Pero, por cierto, Ibsen nunca hizo total abandono de esta modalidad escénica. Resulta
entonces apropiado observar que, aun manteniendo las pautas realistas, las últimas obras
de Ibsen —además de las ya citadas, El maestro Solness, El pequeño Eyolf, Juan
Gabriel Borkman y Cuando despertamos los muertos— muestran un progresivo
enrarecimiento del clima dramático, una carga cada vez más pronunciada de elementos
simbólicos. De donde muchos críticos suelen distinguir una etapa naturalista,
representada esencialmente por los cuatro dramas que van de 1877 a 1882, y otra, la de
sus últimos dramas, que se definiría como simbolista.
Sin cuestionar la legitimidad de estos agrupamientos y de otros más sutiles que
pudieran realizarse, debe recordarse que hay dos extremos analíticos entre los cuales se
mueve este tipo de afán clasificatorio: por un lado, cada obra se presenta como una
unidad en sí misma, por el otro, la unidad se encuentra en la producción global de un
autor. Y cabe entonces recordar que al releer Catilina, un cuarto de siglo después de su
primera publicación, Ibsen escribe: “Muchos temas que aparecen en mis obras
posteriores —la oposición entre la aptitud y el deseo, entre la voluntad y la posibilidad,
la tragicomedia del individuo y la humanidad— están ya allí”.
Ibsen y Björnson
En el Instituto del profesor Hetberg, al que concurre en 1850 para preparar su
frustrado ingreso a la Universidad, Henrik Ibsen conoce a Björnstjerne Björnson, cuatro
años menor que él y que, curiosamente, le sobrevivirá también cuatro años. A partir de
ese momento y a lo largo de más de medio siglo, estos dos escritores mantienen una
relación muy peculiar, pues a la vez que una sólida amistad pareciera unirlos una
rivalidad intensa en planos inmediatos.
En cuanto a la amistad, ella se traduce en múltiples vínculos, que podría
simbolizarse casi en el hecho de que Björnson fuese padrino de Sigurd Ibsen y de que
éste desposara a Bergliot Björnson, hija de su padrino. Sin duda, la amistad también se
hizo presente en las prolongadas tertulias de Cristianía, en los múltiples encuentros
europeos, aún en las ácidas discusiones que sostuvieron, en la misma ruptura de más de
diez años y, por cierto, en la reconciliación que luego sobrevino.
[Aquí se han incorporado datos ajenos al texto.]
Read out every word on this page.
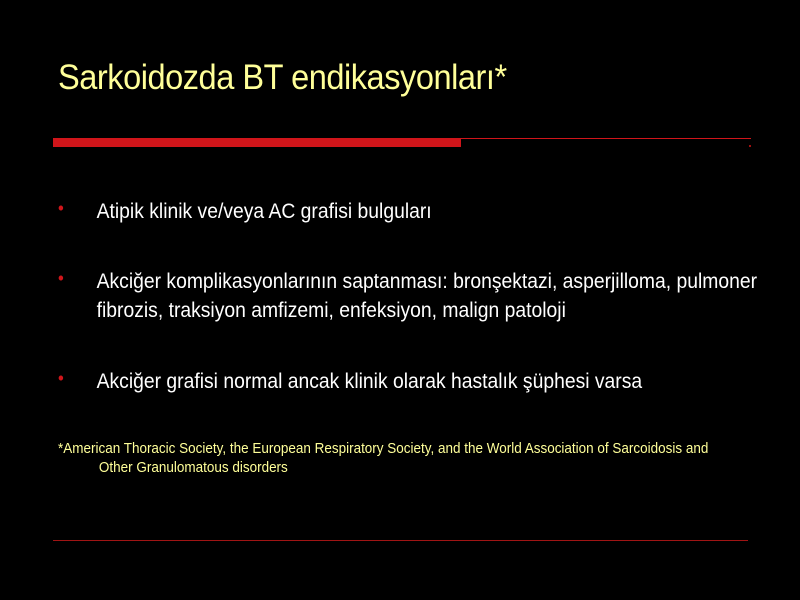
Sarkoidozda BT endikasyonları*
• Atipik klinik ve/veya AC grafisi bulguları
• Akciğer komplikasyonlarının saptanması: bronşektazi, asperjilloma, pulmoner fibrozis, traksiyon amfizemi, enfeksiyon, malign patoloji
• Akciğer grafisi normal ancak klinik olarak hastalık şüphesi varsa
*American Thoracic Society, the European Respiratory Society, and the World Association of Sarcoidosis and
Other Granulomatous disorders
“Pero así como Ibsen fue duro, misántropo e intransigente —nos dirá D’Amico—,
así se nos aparece su amigo sereno, conciliador, comunicativo y persuasivo.” Y si
ambos, en cierto modo, conciben el arte como medio de propaganda moral, las
direcciones a que un apunta el sentido de sus obras difieren bastante. Una sincera
bondad puritana mezclada su exaltado democraticismo hicieron de Björnson un hombre
amado por su pueblo: mientras que, respetándolo, y aún cuando lo reverenciaran, los
noruegos nunca aceptaron de igual manera a Ibsen, individualista desdeñoso de la
“plebe”. Otro aspecto complementario de la relación entre ambos escritores surge de la
nutrida correspondencia que intercambian. Desde luego, ella tiene importancia para
precisar la concepción teatral de uno y de otro. Léanse si no estos párrafos de una carta
de Ibsen, fechada en Roma de 9 de diciembre de 1867, a raíz de una crítica adversa de
Clemens Petersen: “A pesar de todo, me felicito de la injusticia que se me ha hecho. Veo
en ella un efecto de la intervención divina. La indignación aumenta mis fuerzas. Si
quieren guerra, la tendrán. Nada perderé con ello si realmente soy poeta. Mi propósito
es hacerme fotógrafo. Haré desfilar ante mi objetivo a los contemporáneos en el seno de
su madre, ni un pensamiento, ni una intención fugitiva oculta detrás de la palabra cada
vez que me halle en presencia de un alma que merezca la reproducción ”. (Clemencia
Jacquinet, Ibsen y su obra, págs.. 71-72).